Cheikh Ahmadou Bamba avait dit à Mame Thierno :  » La miséricorde de Dieu envers les créatures est dans l’agriculture.  » Alors, Mame Thierno fut un grand agriculteur. Il dirigeait lui même les travaux dans les champs. Mais rappelons que les importants tonnages qu’il récoltait, étaient tenus à la disposition de Khadimou Rassoul ou employés à soulager les souffrances des démunis.

La soumission à Dieu de Mame Thierno était telle qu’il faisait cesser toute activité à l’approche du moment de la prière. Le rythme de la vie dans les daaras de Mame Thierno, partagée entre le travail et les dévotions était si soutenu que certains souffraient des rigueurs des conditions de vie et de labeur au point de montrer peu d’empressement à l’exécution de leurs devoirs religieux. Alors, à tout le monde, Mame Thierno disait fermement :  » Que celui qui en est capable pratique à la fois la dévotion et le travail, sinon qu’il s’en tienne à la dévotion  » Quel est cet emploi du temps si draconien ?

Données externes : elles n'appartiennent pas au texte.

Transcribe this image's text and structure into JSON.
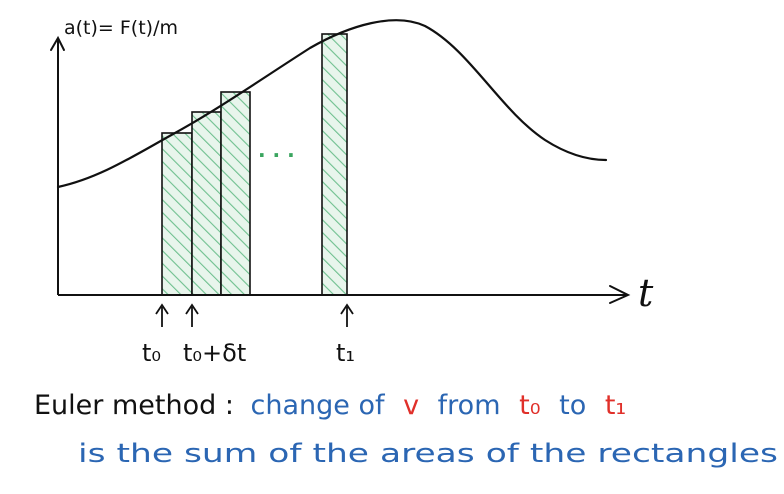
{
  "diagram": {
    "y_axis_label": "a(t)= F(t)/m",
    "x_axis_label": "t",
    "ellipsis": "· · ·",
    "tick_labels": {
      "t0": "t₀",
      "t0_plus_dt": "t₀+δt",
      "t1": "t₁"
    },
    "colors": {
      "ink": "#111111",
      "hatch": "#6fc08f",
      "fill": "#e6f4ea",
      "blue": "#2b66b3",
      "red": "#e0302a"
    }
  },
  "caption": {
    "line1_part1": "Euler method :",
    "line1_part2": "change of",
    "line1_var": "v",
    "line1_part3": "from",
    "line1_t0": "t₀",
    "line1_part4": "to",
    "line1_t1": "t₁",
    "line2": "is the sum of the areas of the rectangles"
  }
}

Ecoutons le témoignage de Serigne Pathé SALL, l’un de ses disciples :  » A la tombée de la nuit nous chantions les khassaïdes de panégyrique et de remerciement et nous nous reposions au milieu de la nuit. L’aube ne se pointait jamais sans que nous ne nous trouvions déjà en route pour les champs. En outre Cheikh Ibrahima Faty nous imposait la lecture du Coran tous les jours.  »

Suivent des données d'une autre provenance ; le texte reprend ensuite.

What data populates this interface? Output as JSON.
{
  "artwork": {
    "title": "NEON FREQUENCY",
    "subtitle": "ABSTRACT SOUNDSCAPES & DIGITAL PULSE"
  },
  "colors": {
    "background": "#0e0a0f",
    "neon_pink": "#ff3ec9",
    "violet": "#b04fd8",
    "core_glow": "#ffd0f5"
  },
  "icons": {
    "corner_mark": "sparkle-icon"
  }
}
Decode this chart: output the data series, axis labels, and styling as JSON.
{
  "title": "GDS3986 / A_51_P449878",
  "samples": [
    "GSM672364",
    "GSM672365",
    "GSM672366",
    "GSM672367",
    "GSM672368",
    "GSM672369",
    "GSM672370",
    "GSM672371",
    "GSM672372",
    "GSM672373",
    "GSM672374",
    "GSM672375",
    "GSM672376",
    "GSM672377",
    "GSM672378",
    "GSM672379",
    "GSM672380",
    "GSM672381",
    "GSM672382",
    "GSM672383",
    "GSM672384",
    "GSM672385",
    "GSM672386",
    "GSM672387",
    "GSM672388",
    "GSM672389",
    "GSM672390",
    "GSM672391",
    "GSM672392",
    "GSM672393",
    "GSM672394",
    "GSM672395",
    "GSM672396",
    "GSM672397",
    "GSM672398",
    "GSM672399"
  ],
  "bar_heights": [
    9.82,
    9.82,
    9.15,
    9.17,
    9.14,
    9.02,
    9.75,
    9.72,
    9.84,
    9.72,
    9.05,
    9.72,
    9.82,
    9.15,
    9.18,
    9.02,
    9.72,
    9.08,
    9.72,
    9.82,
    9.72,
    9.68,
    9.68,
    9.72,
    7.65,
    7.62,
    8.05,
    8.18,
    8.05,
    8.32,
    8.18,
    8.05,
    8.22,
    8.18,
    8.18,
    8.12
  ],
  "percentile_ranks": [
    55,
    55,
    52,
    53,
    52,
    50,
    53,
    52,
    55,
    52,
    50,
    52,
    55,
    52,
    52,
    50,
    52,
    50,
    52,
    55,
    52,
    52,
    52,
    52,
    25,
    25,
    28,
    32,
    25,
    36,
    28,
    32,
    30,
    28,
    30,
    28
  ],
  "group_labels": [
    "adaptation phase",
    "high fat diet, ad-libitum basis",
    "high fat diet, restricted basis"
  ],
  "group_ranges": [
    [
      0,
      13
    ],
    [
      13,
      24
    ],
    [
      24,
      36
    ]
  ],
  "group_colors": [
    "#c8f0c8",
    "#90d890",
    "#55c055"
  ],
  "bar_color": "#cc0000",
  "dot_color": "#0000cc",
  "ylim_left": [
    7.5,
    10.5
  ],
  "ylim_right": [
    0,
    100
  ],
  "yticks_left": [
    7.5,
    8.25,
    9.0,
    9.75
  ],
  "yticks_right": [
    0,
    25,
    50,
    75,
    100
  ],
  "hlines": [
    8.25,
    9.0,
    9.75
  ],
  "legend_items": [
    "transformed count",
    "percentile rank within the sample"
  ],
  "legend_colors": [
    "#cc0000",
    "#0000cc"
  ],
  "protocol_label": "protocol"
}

Nulle place donc pour le divertissement ou les futilités dans la vie de Mame Cheikh Ibra Faty et de ses disciples. Il a vécu, à l’image de son maître, une vie exemplaire à tout point de vue. Nous ne doutons pas un seul instant que cette âme, entièrement dévolue au triomphe de l’Islam, est au rang des saints qui participeront à l’accueil et à l’installation au Paradis des bienheureux dont Khadimou Rassoul a généreusement racheté les péchés. Nous n’en voulons pour preuve que les nombreuses correspondances que Cheikh Ahmadou Bamba lui a envoyées pour lui témoigner sa satisfaction. Nous retiendrons l’une d’elles qui dit :  » Au nom de Dieu, le Clément, le Miséricordieux.

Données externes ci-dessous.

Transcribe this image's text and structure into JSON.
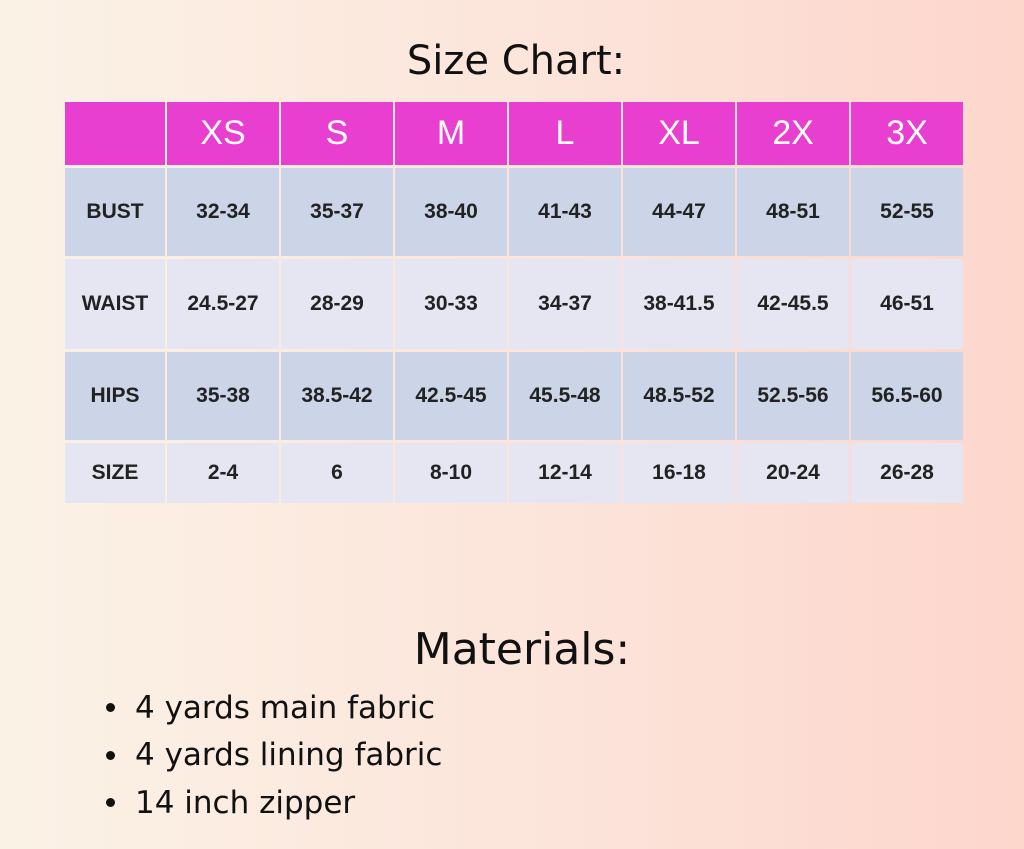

Dès que ton regard se posera sur ces mots, sois persuadé que leur auteur est pleinement satisfait de toi, d’une satisfaction que rien ne pourra plus gâcher. De même, l’auteur a sollicité auprès de Dieu le Tout Puissant desfaveurs que tes semblables t’envieront. Réjouis-toi alors, et ne doute point que tu obtiendras ces faveurs de Ton Seigneur par mon intermédiaire. Dieu est le garant de mes propos.  » Que peut-on demander de plus lorsqu’on reçoit une telle assurance de l’incomparable Khadimou Rassoul ? On peut dire que ces grâces que Dieu lui a octroyées par l’entremise de Serigne Touba se sont étendues à ses successeurs qui se sont tous montrés à la hauteur de l’héritage spirituel qu’il a laissé.